In-database xgboost predictions with R

2018-11-07

by Roland Stevenson

Moving predictive machine learning algorithms into large-scale production environments can present many challenges. For example, problems arise when attempting to calculate prediction probabilities (“scores”) for many thousands of subjects using many thousands of features located on remote databases.

xgboost (docs), a popular algorithm for classification and regression, and the model of choice in many winning Kaggle competitions, is no exception. However, to run xgboost, the subject-features matrix must be loaded into memory, a cumbersome and expensive process.

Available solutions require using expensive high-memory machines, or implementing external memory across distributed machines (expensive and in beta). Both solutions still require transferring all feature data from the database to the local machine(s), loading it into memory, calculating the probabilities for the subjects, and then transferring the probabilities back to the database for storage. I have seen this take, 20-50 minutes for ~1MM subjects.

In this post, we will consider in-database scoring, a simple alternative for calculating batch predictions without having to transfer features stored in a database to the machine where the model is located. Instead, we will convert the model predictions into SQL commands and thereby transfer the scoring process to the database.

We will convert the xgboost model prediction process into a SQL query, and thereby accomplish the same task while leveraging a cloud database’s scalability to efficiently calculate the predictions.

To accomplish this, we’ll need to work through a few steps. First, we’ll import the model as a list of nested tree structures that we can iterate through recursively. Then, we’ll create a function that will recursively descend through a tree and translate it into a SQL CASE statement. After that, we’ll create a query that sums the CASE statements for all trees before logit-transforming it to calculate a probability.

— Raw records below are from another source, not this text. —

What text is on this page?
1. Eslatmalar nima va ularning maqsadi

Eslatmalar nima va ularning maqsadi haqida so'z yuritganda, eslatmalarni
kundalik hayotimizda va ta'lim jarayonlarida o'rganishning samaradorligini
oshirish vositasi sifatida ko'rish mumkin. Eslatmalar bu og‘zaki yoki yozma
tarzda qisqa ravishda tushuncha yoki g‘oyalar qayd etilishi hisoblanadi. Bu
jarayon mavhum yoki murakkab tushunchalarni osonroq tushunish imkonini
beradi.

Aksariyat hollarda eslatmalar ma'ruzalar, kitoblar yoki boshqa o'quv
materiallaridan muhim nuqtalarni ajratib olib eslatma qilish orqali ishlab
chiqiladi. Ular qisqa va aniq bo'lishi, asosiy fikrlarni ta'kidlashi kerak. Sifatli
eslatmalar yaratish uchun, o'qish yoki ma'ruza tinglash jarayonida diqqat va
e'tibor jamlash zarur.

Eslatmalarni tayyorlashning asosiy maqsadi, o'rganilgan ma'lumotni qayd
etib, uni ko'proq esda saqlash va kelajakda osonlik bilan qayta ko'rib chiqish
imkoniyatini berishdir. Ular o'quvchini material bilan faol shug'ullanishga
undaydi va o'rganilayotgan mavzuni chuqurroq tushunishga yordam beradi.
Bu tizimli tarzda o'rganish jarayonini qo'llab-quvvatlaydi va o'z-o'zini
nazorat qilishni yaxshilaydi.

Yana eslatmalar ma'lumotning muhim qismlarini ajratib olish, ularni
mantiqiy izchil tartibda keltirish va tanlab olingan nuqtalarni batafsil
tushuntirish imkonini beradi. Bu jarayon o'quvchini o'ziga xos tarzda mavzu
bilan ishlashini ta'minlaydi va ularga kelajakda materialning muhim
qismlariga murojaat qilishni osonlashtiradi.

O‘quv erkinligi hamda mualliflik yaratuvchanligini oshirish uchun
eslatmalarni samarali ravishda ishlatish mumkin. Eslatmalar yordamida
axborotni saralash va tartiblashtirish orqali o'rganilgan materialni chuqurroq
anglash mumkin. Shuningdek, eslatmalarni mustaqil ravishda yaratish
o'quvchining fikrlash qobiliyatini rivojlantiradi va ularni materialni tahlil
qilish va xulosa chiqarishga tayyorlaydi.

This first block of code loads the required packages and converts the model object to a list of trees that we can work with:

library(xgboost)
library(jsonlite) 
library(whisker)

# our model exists in the variable `xgb_model`:
# dump the list of trees as JSON and import it as `model_trees` using jsonlite
model_trees <- jsonlite::fromJSON(
  xgb.dump(xgb_model, with_stats = FALSE, dump_format='json'), 
  simplifyDataFrame = FALSE)

Now, we need to translate each tree into a SQL CASE statement. Each tree represents a set of decisions based on whether a variable (the ‘split’) is less than a threshold value (the ‘split_condition’). The result of the decision could be ‘yes’, ‘no’, or ‘missing’. In each case, the tree provides the ‘node_id’ of the next decision to evaluate. When we reach a leaf, no decision needs to be made and instead a value is returned. An example tree is shown below:

We’ll also need a dictionary that maps an integer to its associated feature name, since the trees themselves refer to 0-indexed integers instead of the feature names. We can accomplish that by creating the following list:

feature_dict <- as.list(xgb_model$feature_names)

Using our feature_dict object, we can recursively descend through the tree and translate each node into a CASE statement, producing a sequence of nested CASE statements. The following function does just that:

xgb_tree_sql <- function(tree, feature_dict, sig=5){
  # split variables must exist to generate subquery for tree children
  sv <- c("split", "split_condition", "yes", "no", "missing", "children")

  # we have a leaf, just return the leaf value  
  if("leaf" %in% names(tree)){
    return(round(tree[['leaf']],sig))
  }

  else if(all(sv %in% names(tree))){
    tree$split_long <- feature_dict[[tree$split+1]] # +1 because xgboost is 0-indexed
    
    cs <- c(tree$yes, tree$no, tree$missing)
    cd <- data.frame(
      k = c(min(cs), max(cs)),
      v = c(1,2)
    )

    tree$missing_sql <- xgb_tree_sql(tree$children[[cd$v[cd$k==tree$missing]]], feature_dict)
    tree$yes_sql <- xgb_tree_sql(tree$children[[cd$v[cd$k==tree$yes]]], feature_dict)
    tree$no_sql <- xgb_tree_sql(tree$children[[cd$v[cd$k==tree$no]]], feature_dict)
    
    q <- "
      CASE 
        WHEN {{{split_long}}} IS NULL THEN {{{missing_sql}}}
        WHEN {{{split_long}}} < {{{split_condition}}} THEN {{{yes_sql}}}
        ELSE {{{no_sql}}}
      END
    "

    return(whisker.render(q,tree))    
    
  }
  
}

When we transform one tree into a sequence of nested CASE statements, we are producing a statement that yields that tree’s contribution to the total score. We now need to sum the output of each tree and then calculate the total probability prediction. In other words, we need to add up a list of nested CASE statements and then logit-transform the result.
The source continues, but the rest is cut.